Am 15. und 16. Oktober 2015 wurde in Bundestag und Bundesrat das Asylverfahrensbeschleunigungsgesetz beschlossen. Die Bundesregierung ist damit endlich in die schon lange geforderte dynamische finanzielle Unterstützung eingestiegen. Mit der Einstufung weiterer Balkanländer als sogenannte sichere Herkunftsstaaten, Arbeits- und Bildungsverboten, Regelungen zum längeren Aufenthalt in Erstaufnahmeeinrichtungen, Leistungskürzungen und dem Verbot der Ankündigung von Rückführungen enthält das Gesetz gleichzeitig aber auch Maßnahmen, die falsch und wirkungslos sind. Sie bieten keine Lösungsansätze für die Herausforderungen, vor denen das Land in der Flüchtlingssituation steht. Vielmehr erschweren sie das menschenrechtsorientierte politische Handeln der rot-grünen Landesregierung. BÜNDNIS 90/DIE GRÜNEN Niedersachsen konnten dem Asylverfahrensbeschleunigungsgesetz im Bundesrat daher nicht zustimmen.
Auch nach Inkrafttreten des Gesetzes sehen wir die Bundesregierung weiterhin in der Pflicht:
- die Dauer der Registrierung von der Asylantragstellung bis zum Bescheid zeitnah deutlich zu reduzieren,
- ein Einwanderungsgesetz auf den Weg zu bringen,
- auf eine gesamteuropäische Lösung hinzuwirken,
- sich für eine substanzielle Verbesserung der Bedingungen für Geflüchtete in den Unterkünften in den Krisenregionen einzusetzen,
- die Einführung humanitärer Standards für Geflüchtete, die auf dem Weg in die EU sind, voranzutreiben,
- gemeinsam mit Partnern den Fluchtursachen vor Ort entgegenzuwirken.

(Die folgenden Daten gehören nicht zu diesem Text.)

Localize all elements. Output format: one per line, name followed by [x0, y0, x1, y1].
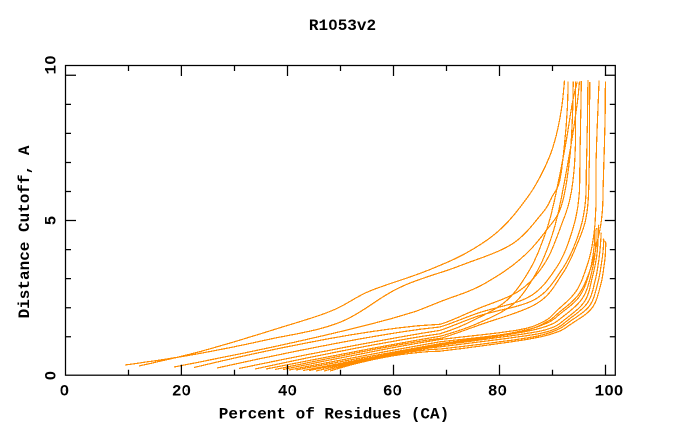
- svg-text:Distance Cutoff, A: Distance Cutoff, A: [16, 145, 34, 318]
- svg-text:10: 10: [43, 55, 61, 74]
- svg-text:20: 20: [172, 383, 191, 401]
- svg-text:40: 40: [278, 383, 297, 401]
- svg-text:60: 60: [383, 383, 402, 401]
- svg-text:5: 5: [43, 216, 61, 226]
- svg-text:R1053v2: R1053v2: [309, 17, 376, 35]
- svg-text:80: 80: [488, 383, 507, 401]
- svg-text:Percent of Residues (CA): Percent of Residues (CA): [219, 405, 449, 423]
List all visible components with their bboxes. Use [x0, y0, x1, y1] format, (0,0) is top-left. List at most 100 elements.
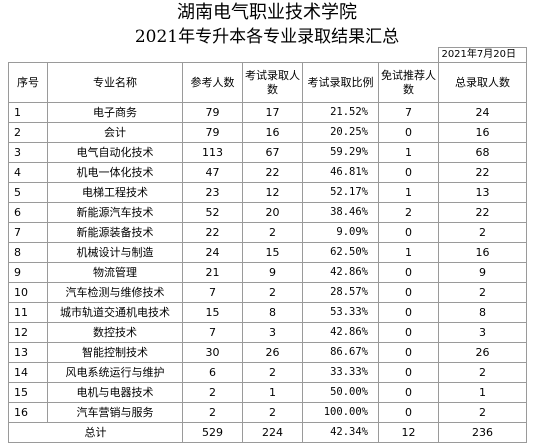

BÜNDNIS 90/DIE GRÜNEN Niedersachsen haben im rot-grünen Regierungshandeln deutlich gemacht, dass Humanität in der Flüchtlings- und Asylpolitik notwendig und machbar ist. Die Lebensbedingungen von Geflüchteten und AsylbewerberInnen in Niedersachsen konnten wir verbessern (beispielsweise durch Bargeld statt Gutscheinen, Ankündigung von Rückführungen und keinen Familientrennung).
Seit dem Spätsommer 2015 haben wir eine neue Situation und stehen damit vor der Herausforderung, den Tausenden von Geflüchteten Zuflucht und Sicherheit zu gewähren. Die veränderte Lage bedeutet täglich neue Herausforderungen für Niedersachsen, seine Landkreise, Städte und Gemeinden sowie die vielen haupt- und ehrenamtlichen UnterstützerInnen.
BÜNDNIS 90/DIE GRÜNEN Niedersachsen stehen auch in der aktuellen Situation für die Umsetzung der Genfer Flüchtlingskonvention und die Verankerung des individuellen Grundrechts auf Asyl. Menschenrechte und Humanität bleiben auch in schwierigen Zeiten Maßstab unseres politischen Handelns. Die von CDU/CSU ins Spiel gebrachten Transitzonen mit der Inhaftierung von AsylbewerberInnen lehnen wir ab. Auch die Einschränkung des Familiennachzugs lehnen wir ab. Vielmehr ist der verstärkte Ausbau von dezentralen Erstaufnahmeeinrichtungen notwendig, in denen die Geflüchteten in kurzer Zeit aufgenommen und registriert werden. Grüne Ziele sind eine gesteuerte Zuwanderung und beschleunigte Verfahren, statt weiterer Sanktionen und Leistungseinschränkungen.
Die vielen engagierten haupt- und ehrenamtlichen Kräfte in der Flüchtlingsarbeit machen deutlich, dass die Willkommenskultur – trotz der gewaltigen Herausforderungen für alle gesellschaftlichen AkteurInnen – in Niedersachsen gelebt wird. Ziel grüner Politik in Niedersachsen ist es, die gesellschaftlichen Herausforderungen anzunehmen, Optionen und Lösungen zu erarbeiten und diese im Interesse der Geflüchteten und der BürgerInnen in Niedersachsen in Regierungshandeln umzusetzen.
Dies gilt insbesondere auch für langfristige Aufgaben wie beispielsweise Bildung und Qualifikation, die Schaffung von Angeboten auf dem Arbeitsmarkt und von ausreichend Wohnraum. BÜNDNIS 90/DIE GRÜNEN setzen sich dafür ein, dass anerkannte Flüchtlinge bundesweit endlich echte Chancen auf Integration und Teilhabe bekommen.